L’area del Golfo (Emirati, Arabia Saudita, Qatar, Oman, Bahrein, Kuwait) è in forte crescita e il clima che si avverte frequentando quei Paesi è estremamente positivo. 

La disponibilità di ingentissime risorse finanziarie generate dall’esplosione del prezzo dell’energia conseguente all’invasione russa dell’Ucraina consente a questi Paesi di giocare un ruolo di primo piano, e sempre di più sarà così in futuro. Giganteschi investimenti sono in corso di realizzazione nell’area del Golfo (si pensi per esempio al futuristico progetto The Line/Neom, la città sostenibile nel deserto dell’Arabia Saudita). Altri investimenti dei Paesi dell’area saranno realizzati in Nord Africa. Si avverte la volontà di questi Paesi di partecipare, in uno schema di cooperazione, alla definizione degli equilibri in Medio Oriente; e gli accordi di Abramo, se estesi anche all’Arabia Saudita, potrebbero rappresentare una tappa fondamentale di questo processo.
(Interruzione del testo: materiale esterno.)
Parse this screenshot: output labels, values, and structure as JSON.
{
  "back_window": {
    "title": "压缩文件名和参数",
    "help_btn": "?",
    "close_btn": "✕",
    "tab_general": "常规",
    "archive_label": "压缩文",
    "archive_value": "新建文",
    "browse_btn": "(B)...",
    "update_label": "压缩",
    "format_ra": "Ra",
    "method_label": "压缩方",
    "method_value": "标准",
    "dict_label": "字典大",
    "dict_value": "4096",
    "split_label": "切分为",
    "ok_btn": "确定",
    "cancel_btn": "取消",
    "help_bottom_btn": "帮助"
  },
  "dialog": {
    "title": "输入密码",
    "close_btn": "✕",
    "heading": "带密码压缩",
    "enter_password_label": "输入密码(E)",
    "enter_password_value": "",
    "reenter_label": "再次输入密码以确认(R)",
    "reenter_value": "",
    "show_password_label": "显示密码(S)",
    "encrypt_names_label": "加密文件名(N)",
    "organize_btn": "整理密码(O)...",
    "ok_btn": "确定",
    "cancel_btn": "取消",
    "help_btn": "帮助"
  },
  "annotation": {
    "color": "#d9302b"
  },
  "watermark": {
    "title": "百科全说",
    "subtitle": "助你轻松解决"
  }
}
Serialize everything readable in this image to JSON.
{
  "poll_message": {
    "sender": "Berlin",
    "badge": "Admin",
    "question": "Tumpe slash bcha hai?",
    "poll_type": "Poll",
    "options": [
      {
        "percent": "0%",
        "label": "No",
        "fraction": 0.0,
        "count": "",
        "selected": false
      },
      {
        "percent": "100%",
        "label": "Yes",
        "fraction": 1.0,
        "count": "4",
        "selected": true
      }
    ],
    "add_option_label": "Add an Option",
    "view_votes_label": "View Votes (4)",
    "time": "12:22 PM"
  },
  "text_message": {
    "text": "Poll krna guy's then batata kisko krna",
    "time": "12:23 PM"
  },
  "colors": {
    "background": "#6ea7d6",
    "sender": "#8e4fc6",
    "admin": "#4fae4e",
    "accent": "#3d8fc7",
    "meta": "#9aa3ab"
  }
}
L’Italia gode in questo momento di un’ottima considerazione e reputazione per il grande lavoro di relazioni e diplomatico svolto nell’area da Giorgia Meloni, per una sempre più intensa presenza delle imprese italiane, e per il prezioso ruolo svolto da Luigi Di Maio quale rappresentante speciale dell’UE per il Golfo.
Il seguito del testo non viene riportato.